キャンプ地から街道に出ると、リシアは再び走った。
「次のキャップ地に行きます」
「リシア様、どうして考えを変えられたのです?」
「あの男――ユートは、頼みもしないのに私を助けるために尽くしてくれたと知りました。そうやって助けられた私が、言っても無駄だからと他に頼る術を知らない避難してきた人々を切り捨てはいけないのだと、気付かされました」
「リシア様!」
ディアンの声が弾んだ。
「嬉しいのですか?」
「はい」
「ですが、無駄かも知れませんし、ディアンが蓄えた精を浪費するだけかもしれないのですよ」
「大丈夫です。ボクは誰かを守るために存在している精霊ですから」
リシアは目を見開き、恥じらうように微笑んだ。
ディアンの想いの方が、ずっと大きいと知ったからである。
「私にできる事はすべてやります。ですが、お嬢様を助けるのが最優先なのは変わりません」
「はい。ボクがお手伝いしますから、少しでも助けられる人を増やしましょう」
「ありがとう、ディアン」
いつもより心地よい風がリシアを後押しした。
回復の森にある避難民キャンプを、夜通しリシアは巡った。
すべての避難民キャンプ地を訪れ、すべき事をしたとリシアは自負した。だが同時に、自己満足に過ぎないと自覚していた。
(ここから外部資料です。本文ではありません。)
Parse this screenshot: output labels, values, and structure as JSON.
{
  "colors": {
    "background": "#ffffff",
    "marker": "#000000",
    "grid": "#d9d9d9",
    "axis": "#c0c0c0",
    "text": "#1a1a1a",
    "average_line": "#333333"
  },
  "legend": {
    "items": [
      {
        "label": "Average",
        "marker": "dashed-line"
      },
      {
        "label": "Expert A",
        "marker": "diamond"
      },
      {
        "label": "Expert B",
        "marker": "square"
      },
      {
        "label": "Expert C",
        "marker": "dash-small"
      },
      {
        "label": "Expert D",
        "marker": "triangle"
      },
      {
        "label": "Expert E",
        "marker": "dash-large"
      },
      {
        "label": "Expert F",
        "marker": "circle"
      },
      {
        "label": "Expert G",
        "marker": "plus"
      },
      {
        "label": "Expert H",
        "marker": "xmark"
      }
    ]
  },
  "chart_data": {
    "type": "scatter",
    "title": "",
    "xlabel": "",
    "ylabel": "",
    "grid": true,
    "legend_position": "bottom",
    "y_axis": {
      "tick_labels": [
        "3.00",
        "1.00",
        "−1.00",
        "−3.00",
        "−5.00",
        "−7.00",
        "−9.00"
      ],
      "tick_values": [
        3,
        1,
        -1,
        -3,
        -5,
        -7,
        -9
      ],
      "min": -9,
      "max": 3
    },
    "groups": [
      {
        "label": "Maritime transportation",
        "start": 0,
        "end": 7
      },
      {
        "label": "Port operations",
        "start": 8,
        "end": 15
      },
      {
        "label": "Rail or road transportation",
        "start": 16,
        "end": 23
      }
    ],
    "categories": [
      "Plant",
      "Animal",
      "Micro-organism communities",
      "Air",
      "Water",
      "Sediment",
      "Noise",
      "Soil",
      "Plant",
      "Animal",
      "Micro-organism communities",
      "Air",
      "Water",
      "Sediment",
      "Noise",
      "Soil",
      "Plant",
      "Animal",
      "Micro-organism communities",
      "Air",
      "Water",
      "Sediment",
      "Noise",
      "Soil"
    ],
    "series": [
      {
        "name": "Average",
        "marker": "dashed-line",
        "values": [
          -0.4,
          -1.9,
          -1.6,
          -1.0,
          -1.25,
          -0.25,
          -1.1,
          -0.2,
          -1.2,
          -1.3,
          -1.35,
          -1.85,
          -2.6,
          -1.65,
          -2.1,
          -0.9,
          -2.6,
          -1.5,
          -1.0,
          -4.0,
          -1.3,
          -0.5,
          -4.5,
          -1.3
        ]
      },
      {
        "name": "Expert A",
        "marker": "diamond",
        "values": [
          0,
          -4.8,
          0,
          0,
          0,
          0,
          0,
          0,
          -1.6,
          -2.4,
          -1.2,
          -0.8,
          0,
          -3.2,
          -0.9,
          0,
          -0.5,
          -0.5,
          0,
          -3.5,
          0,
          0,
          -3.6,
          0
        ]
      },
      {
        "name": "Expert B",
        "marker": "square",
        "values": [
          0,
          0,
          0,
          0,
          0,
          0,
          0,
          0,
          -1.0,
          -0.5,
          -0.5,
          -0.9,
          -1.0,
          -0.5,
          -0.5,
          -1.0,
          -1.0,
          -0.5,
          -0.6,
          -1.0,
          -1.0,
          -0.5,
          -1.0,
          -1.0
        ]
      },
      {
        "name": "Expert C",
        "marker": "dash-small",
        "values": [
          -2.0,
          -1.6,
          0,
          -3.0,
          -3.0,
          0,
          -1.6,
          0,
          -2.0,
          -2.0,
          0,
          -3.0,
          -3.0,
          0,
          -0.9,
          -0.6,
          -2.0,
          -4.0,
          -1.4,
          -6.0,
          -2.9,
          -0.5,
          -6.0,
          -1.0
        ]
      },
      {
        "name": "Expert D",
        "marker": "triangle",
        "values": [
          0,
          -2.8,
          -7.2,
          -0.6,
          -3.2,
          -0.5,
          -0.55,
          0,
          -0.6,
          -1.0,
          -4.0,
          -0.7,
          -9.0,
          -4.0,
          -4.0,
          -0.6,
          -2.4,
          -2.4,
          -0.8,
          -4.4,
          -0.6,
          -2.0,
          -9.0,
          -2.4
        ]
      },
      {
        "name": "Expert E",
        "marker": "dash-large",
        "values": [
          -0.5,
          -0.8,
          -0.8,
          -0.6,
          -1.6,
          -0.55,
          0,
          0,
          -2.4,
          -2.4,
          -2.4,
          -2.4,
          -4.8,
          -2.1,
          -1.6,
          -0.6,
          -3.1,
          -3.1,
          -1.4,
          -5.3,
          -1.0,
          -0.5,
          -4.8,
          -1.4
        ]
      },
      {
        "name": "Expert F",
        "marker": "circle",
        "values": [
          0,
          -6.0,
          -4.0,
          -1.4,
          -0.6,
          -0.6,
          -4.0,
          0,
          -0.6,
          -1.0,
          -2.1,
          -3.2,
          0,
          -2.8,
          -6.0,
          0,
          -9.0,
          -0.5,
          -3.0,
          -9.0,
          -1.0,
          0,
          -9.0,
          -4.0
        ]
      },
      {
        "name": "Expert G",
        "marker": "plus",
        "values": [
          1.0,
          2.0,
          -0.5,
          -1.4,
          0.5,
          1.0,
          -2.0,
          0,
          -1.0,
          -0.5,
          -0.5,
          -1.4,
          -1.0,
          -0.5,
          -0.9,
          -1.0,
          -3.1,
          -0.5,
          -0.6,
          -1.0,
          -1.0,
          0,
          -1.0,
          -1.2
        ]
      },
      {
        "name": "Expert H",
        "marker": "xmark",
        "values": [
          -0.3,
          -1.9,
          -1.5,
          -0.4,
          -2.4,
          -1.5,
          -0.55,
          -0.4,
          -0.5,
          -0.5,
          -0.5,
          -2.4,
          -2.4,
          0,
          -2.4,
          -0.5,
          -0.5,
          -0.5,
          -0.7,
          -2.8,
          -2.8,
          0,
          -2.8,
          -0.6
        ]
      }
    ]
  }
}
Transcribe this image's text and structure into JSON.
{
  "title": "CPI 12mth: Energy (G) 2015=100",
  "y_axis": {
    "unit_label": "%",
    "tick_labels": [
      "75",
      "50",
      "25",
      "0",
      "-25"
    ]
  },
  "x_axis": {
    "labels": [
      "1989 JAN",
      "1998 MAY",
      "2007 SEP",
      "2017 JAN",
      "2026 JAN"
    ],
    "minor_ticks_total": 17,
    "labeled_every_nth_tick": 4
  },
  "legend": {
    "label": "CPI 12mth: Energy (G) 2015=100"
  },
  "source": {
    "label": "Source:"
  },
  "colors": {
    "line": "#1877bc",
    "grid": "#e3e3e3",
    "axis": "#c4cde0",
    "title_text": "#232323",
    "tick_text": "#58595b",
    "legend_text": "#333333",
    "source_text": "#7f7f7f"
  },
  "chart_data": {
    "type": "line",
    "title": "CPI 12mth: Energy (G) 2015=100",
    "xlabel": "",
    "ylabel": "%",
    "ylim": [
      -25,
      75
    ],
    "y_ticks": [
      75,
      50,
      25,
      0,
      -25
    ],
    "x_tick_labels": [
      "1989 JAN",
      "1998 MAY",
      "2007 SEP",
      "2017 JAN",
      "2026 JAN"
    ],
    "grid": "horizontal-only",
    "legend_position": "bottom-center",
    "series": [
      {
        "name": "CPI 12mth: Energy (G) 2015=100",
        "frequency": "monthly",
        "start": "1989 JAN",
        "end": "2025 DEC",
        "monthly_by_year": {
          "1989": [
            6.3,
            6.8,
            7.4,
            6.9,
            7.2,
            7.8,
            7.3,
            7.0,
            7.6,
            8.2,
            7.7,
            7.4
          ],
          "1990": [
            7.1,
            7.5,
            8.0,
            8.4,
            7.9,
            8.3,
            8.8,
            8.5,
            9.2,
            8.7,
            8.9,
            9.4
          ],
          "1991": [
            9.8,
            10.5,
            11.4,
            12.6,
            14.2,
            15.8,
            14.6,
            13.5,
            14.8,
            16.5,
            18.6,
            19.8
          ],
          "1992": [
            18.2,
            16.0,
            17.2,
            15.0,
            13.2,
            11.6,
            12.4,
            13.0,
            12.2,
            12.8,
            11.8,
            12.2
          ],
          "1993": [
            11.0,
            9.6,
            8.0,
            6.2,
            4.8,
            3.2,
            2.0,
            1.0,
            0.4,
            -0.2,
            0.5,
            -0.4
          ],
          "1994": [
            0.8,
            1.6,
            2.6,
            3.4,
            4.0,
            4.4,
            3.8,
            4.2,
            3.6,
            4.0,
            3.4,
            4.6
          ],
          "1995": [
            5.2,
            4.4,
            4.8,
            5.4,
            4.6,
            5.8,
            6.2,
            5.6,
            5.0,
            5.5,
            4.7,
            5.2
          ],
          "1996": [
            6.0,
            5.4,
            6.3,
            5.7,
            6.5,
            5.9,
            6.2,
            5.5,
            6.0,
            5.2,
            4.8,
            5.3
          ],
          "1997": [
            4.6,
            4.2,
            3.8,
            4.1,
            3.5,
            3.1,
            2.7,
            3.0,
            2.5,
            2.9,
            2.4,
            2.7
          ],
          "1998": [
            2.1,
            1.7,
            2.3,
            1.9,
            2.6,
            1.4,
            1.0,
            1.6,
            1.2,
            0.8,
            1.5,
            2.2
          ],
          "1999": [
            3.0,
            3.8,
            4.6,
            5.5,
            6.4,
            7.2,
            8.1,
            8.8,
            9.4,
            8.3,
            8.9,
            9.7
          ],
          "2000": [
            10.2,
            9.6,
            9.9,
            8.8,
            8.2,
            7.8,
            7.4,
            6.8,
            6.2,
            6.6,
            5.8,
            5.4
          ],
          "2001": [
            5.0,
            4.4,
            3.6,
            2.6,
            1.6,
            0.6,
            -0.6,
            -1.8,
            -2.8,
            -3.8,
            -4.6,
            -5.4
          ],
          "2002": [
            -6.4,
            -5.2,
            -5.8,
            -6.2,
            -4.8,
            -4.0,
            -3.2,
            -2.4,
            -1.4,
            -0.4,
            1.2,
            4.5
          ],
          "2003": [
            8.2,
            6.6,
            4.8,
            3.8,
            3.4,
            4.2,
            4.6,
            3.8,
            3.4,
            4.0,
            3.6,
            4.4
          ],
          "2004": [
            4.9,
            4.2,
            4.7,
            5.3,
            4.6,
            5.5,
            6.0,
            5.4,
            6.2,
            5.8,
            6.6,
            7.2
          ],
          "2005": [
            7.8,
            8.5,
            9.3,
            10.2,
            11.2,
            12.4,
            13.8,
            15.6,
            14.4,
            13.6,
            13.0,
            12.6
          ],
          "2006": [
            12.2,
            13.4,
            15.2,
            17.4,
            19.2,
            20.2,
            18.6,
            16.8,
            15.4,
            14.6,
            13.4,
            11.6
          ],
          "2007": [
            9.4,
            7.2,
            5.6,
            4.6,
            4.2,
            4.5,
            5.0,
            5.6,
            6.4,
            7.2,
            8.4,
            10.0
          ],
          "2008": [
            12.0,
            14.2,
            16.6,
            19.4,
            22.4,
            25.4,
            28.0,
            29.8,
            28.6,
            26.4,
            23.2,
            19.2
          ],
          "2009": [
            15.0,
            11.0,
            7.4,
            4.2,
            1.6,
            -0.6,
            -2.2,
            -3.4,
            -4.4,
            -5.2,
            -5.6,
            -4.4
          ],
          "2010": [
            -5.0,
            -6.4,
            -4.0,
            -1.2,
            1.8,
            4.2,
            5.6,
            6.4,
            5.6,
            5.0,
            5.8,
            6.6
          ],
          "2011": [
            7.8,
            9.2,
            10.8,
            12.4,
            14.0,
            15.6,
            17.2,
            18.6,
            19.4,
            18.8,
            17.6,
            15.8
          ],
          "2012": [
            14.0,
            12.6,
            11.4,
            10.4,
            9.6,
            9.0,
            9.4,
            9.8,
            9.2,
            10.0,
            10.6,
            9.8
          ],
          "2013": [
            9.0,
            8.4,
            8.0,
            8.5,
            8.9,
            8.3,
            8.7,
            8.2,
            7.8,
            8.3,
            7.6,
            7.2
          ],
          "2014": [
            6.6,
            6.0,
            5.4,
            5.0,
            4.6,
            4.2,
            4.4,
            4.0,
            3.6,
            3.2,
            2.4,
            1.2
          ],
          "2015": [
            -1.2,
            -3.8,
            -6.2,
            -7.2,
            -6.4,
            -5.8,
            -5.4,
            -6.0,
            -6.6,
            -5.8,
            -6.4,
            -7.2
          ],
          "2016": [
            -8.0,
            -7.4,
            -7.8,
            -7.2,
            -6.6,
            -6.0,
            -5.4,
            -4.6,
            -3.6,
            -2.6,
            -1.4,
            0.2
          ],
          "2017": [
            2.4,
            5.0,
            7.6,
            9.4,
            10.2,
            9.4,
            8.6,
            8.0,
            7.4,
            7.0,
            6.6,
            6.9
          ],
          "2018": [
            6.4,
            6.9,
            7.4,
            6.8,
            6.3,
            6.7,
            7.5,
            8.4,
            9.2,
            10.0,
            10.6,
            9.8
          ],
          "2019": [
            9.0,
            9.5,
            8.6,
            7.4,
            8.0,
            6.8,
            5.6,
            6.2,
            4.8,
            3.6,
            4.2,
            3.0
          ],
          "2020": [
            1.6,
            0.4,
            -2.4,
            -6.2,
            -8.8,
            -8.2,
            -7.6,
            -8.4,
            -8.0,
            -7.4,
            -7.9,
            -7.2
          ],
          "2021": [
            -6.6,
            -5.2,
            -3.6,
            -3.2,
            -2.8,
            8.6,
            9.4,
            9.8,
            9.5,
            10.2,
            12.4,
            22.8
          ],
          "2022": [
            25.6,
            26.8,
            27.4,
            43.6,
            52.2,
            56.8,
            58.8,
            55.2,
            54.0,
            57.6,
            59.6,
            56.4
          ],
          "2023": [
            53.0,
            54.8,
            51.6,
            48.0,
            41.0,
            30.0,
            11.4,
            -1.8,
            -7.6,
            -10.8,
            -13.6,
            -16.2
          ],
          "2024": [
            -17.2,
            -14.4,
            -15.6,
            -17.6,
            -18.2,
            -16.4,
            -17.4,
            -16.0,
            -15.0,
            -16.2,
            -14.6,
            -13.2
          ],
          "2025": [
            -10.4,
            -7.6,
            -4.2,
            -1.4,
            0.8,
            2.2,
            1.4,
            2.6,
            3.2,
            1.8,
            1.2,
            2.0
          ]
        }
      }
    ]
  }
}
精霊王が解放されるとギデント街道沿いに暴風に被害が及ぶというのは推測に過ぎず、避難民達の反応は想定内だった。
それに、誰にも否定できない事実がある。
彼等が今日まで生き延びてこられたのは、ガガン・モッサのお陰だという事実である。
風の王は首都から退避するよう人々に命じたが、それは余りにも遅すぎたのだ。
結果彼らは、突然暴風に襲われ、衣食住のすべてと家族や友人を失った。水も食料もなく途方に暮れる彼等に救いの手を差し伸べたのは、間違いなく、ガガン・モッサである。
今日を生き延びる事に必死だった彼らは、モッサから食料が提供されたからこそ、明日も生き延びられると希望を持てるようになったのだ。
そうして彼らは、食料の配給に合わせて毎日のようにエニアス・エクストーモの演説を聴き、感化されていったのである。エクストーモは、風の王を貶め責任を押し付け、モッサの正当性を語り賞賛した。明日を生きる希望を得た彼等は、理不尽な現状を嘆く代わりに、怒りを生きる糧として目先の希望に縋り、不便な避難生活を始めたのだ。
彼等の怒りは、風の王に向けられた。
風の王が首都から逃げ出した事実があったからである。
だからこそ、祭殿に閉じ込められていた精霊王が、風の王に対する報復のために首都ユーシエスに現れたのだと信じたのだ。
風の王は、精霊王を祭殿に閉じ込め、その権威と力を利用してきたというのが、隠された真実だと納得したのだ。そして、精霊王を風の王宮に閉じ込めてしまった事実こそがその証拠とモッサが言えば、人々は疑わなかった。
だからモッサは、解放者なのだ。
精霊王を解放し、風の王によって自由を奪われていた彼らをも解放してくれると信じたのだ。
そんな彼等も、首都ユーシエス壊滅の被害の実態を知らない。
死者と行方不明者がどれほどかは、誰も知らない。
そして、モッサが何をしてきたかも、知らずにいる。
それでも助けられた事実を根拠に、彼らはモッサの正しさを否定しきれないのだ。
結果として、リシアが期待した成果は上がらなかった。
無駄な努力だったと思う心を慰めながら、彼等も残され森に来た人々のように気付くようにと祈るのだった。